Spring 2011 - 62195 - PA393L - Advanced Policy Economics
Technological Change, Envergy & the Environment
|Instructor(s):|| Rai, Varun
|Day & Time:||M 2:00 - 5:00 pm|
|Waitlist Information:||For LBJ Students: UT Waitlist Information|
Students are required to take an additional three-hour course in policy economics, selected from among a set of courses focusing on the application of economic theory and techniques to a specific area of public policy. Course options include macroeconomics, public finance, regulation, international trade and finance, natural resources and environmental policy, health policy, transportation policy, human resource development, urban and regional economic development, international development, education policy, social policy, and labor economics. Not all options are offered every year. This course is usually taken in the second year.

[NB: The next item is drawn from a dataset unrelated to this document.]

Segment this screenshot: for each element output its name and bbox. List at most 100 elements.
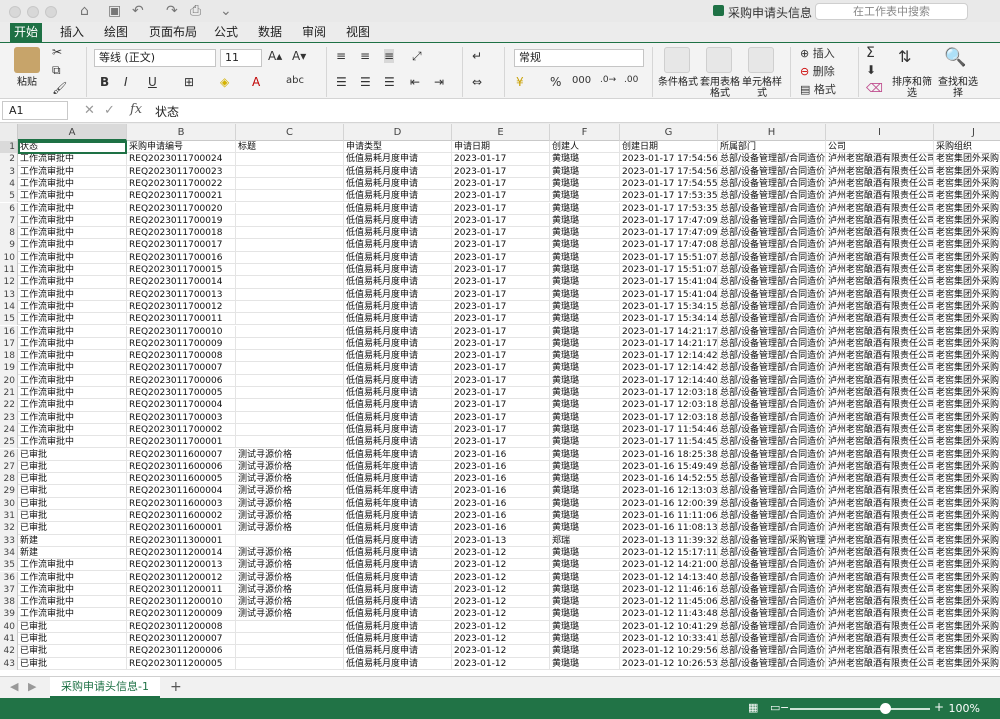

How does technological change—the process of invention, innovation, and diffusion—in the energy industry enable societies to meet their energy needs? What is the role of policy in guiding technological change in certain directions that societies deem to be important (security; efficiency; environment-friendly)? Are market-based policies (taxes; price signals; subsidies/incentives, etc.) more efficient and effective than command-and-control policies (technology/emissions standards, etc.)? Are certain types of policies more effective in spurring innovation in energy technologies while other types of policies are more effective for technology diffusion? How does consumer behavior mediate the effects of technological change and policies?
This course will examine the linkages between technological change, energy, and the environment described above.

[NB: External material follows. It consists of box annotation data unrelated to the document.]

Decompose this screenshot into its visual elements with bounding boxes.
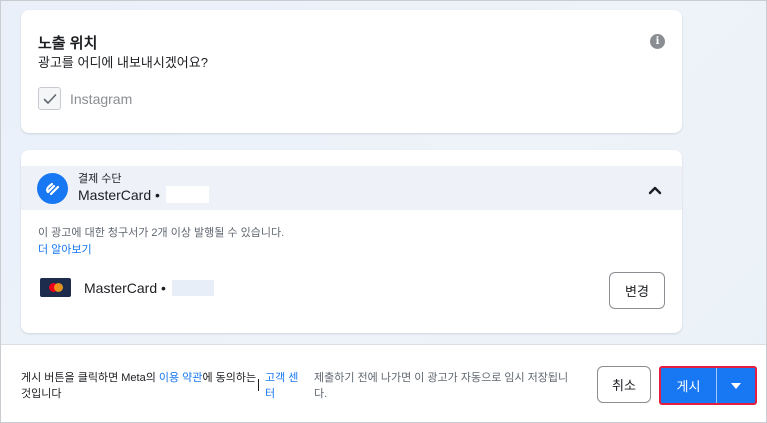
checkmark-icon — [43, 93, 56, 104]
payment-method-icon — [37, 173, 68, 204]
footer-divider — [258, 379, 259, 391]
placement-subtitle: 광고를 어디에 내보내시겠어요? — [38, 55, 208, 70]
saved-card-row: MasterCard • — [40, 278, 214, 297]
consent-prefix: 게시 버튼을 클릭하면 Meta의 — [21, 372, 159, 384]
info-icon[interactable]: i — [650, 34, 665, 49]
payment-header[interactable]: 결제 수단 MasterCard • — [21, 166, 682, 210]
billing-note: 이 광고에 대한 청구서가 2개 이상 발행될 수 있습니다. — [38, 227, 285, 239]
help-center-link[interactable]: 고객 센터 — [265, 370, 305, 402]
terms-link[interactable]: 이용 약관 — [159, 372, 203, 384]
saved-card-name: MasterCard • — [84, 279, 214, 296]
instagram-option[interactable]: Instagram — [38, 87, 132, 110]
instagram-checkbox[interactable] — [38, 87, 61, 110]
publish-button[interactable]: 게시 — [661, 368, 716, 403]
saved-card-text: MasterCard • — [84, 279, 166, 296]
consent-text: 게시 버튼을 클릭하면 Meta의 이용 약관에 동의하는 것입니다 — [21, 370, 257, 402]
payment-section-label: 결제 수단 — [78, 173, 122, 185]
mastercard-icon — [40, 278, 71, 297]
cancel-button[interactable]: 취소 — [597, 366, 651, 403]
placement-title: 노출 위치 — [38, 35, 98, 52]
placement-card: 노출 위치 광고를 어디에 내보내시겠어요? i Instagram — [21, 10, 682, 133]
payment-method-name: MasterCard • — [78, 186, 209, 203]
publish-split-button: 게시 — [659, 366, 757, 405]
chevron-up-icon[interactable] — [648, 182, 662, 200]
publish-options-caret-icon[interactable] — [717, 368, 755, 403]
masked-card-digits — [171, 279, 214, 296]
learn-more-link[interactable]: 더 알아보기 — [38, 241, 92, 257]
change-payment-button[interactable]: 변경 — [609, 272, 665, 309]
autosave-note: 제출하기 전에 나가면 이 광고가 자동으로 임시 저장됩니다. — [314, 372, 569, 400]
masked-card-number — [165, 186, 209, 203]
instagram-label: Instagram — [70, 90, 133, 107]
payment-card: 결제 수단 MasterCard • 이 광고에 대한 청구서가 2개 이상 발… — [21, 150, 682, 333]
footer-bar: 게시 버튼을 클릭하면 Meta의 이용 약관에 동의하는 것입니다 고객 센터… — [1, 344, 766, 422]
card-link-icon — [45, 182, 59, 195]
payment-method-text: MasterCard • — [78, 186, 160, 203]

The course will be organized around a collection of journal/review articles drawn from the technological change and the environmental economics literature. The collection of articles will cover three subthemes: conceptual/analytical frameworks (innovation and diffusion; learning by doing; policy inducement; general purpose technologies; role of market structure; behavioral and institutional aspects; investment under uncertainty; and technological lock-in), methodologies (econometrics; microeconomic modeling; and case studies), and energy technologies (solar PV; coal and carbon capture and storage; wind; LNG; nuclear power; oil and natural gas; energy efficiency; SO2 scrubbers). The emphasis will not be on the methodologies per se, but rather on the insights they provide in the context of their applications to the analytical frameworks and technologies.
Each weekly session will have assigned reading (about 3-4 research papers). Evaluation will be based upon participation in class discussions; one presentation to be made during the semester; and a 20-25 page final paper that applies the concepts and insights discussed in the course to a topic of individual choice.
Pre-requisites: Introductory Microeconomics and Introductory Econometrics; or Instructor’s consent.